What Charlotte Mason had to say about handwork was...
- The end-product should be useful. The children should not “be employed in making futilities such as pea and stick work, paper mats, and the like.”
- Teach the children “slowly and carefully what they are to do.”
- Emphasize the habit of best effort. “Slipshod work should not be allowed.”
- Carefully select handicrafts and life skills to challenge but not frustrate. “The children’s work should be kept well within their compass.”
(taken from Home Education, p. 315)
The point of handwork is not simply to keep children busy. It is not crafts as we know it. It is something bigger- the ability to employ body (using one's hands), mind (planning and implementing the method, using focused attention, practicing coordination) and soul (thinking of how one's work will make the home more beautiful or thinking of whom they will give their work to as a gift of love).
I have kept a running list of the handicrafts we have experienced in our homeschooling over the years. Some of our best afternoons have been spent busily working on our handicrafts as a family!

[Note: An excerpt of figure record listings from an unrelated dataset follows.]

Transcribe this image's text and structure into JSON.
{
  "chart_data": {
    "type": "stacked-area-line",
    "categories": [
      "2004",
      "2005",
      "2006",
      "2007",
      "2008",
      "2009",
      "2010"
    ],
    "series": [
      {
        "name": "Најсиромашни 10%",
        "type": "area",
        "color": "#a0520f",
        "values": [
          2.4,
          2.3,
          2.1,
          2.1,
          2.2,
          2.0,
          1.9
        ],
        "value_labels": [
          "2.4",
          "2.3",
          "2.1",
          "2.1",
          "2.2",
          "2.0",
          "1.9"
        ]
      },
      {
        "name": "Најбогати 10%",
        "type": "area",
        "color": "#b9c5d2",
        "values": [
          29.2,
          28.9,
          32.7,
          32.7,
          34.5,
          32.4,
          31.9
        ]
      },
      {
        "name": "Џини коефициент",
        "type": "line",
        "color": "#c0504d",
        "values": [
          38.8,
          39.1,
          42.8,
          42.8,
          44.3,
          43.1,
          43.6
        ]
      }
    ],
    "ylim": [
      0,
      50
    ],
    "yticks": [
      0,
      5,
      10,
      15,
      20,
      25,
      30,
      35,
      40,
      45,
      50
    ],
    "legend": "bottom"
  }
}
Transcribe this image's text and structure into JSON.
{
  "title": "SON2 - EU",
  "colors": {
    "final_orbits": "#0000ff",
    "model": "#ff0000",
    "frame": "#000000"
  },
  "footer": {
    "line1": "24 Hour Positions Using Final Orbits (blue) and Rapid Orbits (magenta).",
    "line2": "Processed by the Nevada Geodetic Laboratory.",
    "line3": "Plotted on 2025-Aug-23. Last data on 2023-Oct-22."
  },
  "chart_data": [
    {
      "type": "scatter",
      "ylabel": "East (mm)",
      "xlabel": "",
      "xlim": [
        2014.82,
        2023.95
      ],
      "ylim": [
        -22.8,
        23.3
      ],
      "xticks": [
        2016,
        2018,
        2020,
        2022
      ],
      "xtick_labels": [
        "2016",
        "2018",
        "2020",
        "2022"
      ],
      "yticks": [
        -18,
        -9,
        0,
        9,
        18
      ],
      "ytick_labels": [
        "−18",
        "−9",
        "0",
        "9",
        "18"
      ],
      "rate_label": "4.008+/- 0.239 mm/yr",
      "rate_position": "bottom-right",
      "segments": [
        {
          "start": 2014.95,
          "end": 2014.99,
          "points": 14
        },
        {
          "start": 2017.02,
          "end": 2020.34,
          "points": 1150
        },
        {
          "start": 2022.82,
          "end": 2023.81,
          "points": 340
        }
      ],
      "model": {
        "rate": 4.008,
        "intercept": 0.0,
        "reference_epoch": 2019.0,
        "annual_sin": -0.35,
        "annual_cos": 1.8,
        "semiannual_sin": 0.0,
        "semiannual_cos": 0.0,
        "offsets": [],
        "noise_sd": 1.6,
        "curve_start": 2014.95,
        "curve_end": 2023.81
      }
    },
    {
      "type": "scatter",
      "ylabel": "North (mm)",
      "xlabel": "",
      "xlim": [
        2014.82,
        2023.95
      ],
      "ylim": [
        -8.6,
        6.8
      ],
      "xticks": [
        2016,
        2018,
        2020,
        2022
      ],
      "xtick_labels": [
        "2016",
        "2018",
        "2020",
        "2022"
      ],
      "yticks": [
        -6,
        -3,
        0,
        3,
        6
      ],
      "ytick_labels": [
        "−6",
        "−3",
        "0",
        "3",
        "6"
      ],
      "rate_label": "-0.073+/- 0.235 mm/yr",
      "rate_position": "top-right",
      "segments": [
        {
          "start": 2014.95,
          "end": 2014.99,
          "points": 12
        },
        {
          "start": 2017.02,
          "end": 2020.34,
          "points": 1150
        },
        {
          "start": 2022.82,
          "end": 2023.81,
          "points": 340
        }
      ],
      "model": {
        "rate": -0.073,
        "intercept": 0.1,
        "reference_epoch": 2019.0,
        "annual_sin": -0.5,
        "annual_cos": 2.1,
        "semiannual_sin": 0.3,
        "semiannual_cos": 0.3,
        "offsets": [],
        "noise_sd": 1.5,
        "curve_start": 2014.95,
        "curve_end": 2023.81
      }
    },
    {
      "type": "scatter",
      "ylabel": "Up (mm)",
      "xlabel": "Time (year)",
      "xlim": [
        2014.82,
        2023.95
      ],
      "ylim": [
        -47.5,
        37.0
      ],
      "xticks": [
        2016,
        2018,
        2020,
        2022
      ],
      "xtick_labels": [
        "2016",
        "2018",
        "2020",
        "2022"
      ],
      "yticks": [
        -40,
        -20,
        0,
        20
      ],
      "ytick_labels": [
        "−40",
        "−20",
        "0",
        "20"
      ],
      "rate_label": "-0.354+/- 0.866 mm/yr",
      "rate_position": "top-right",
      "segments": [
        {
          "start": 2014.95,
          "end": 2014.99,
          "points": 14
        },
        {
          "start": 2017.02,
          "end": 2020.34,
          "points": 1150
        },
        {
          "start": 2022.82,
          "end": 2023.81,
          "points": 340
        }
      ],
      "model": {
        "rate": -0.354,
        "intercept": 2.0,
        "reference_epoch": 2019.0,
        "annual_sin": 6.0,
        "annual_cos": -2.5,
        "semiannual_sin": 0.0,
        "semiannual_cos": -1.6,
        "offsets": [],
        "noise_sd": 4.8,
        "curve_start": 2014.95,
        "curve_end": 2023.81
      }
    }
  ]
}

wet-on-wet watercolor painting
making salt dough
nature sketching with pencil
practicing handwriting and cursive
It is so easy to let this part of our education fall to the wayside in favor of making more time for 'real academics' like math, writing, grammar, literature and the like. But I must remember that there is more to education than these and really stay true to the philosophy of Charlotte Mason when it comes to spending weekly time with handwork, folk songs, hymns, artist study and foreign language.
I hope this post has inspired you as much as it has re-inspired me!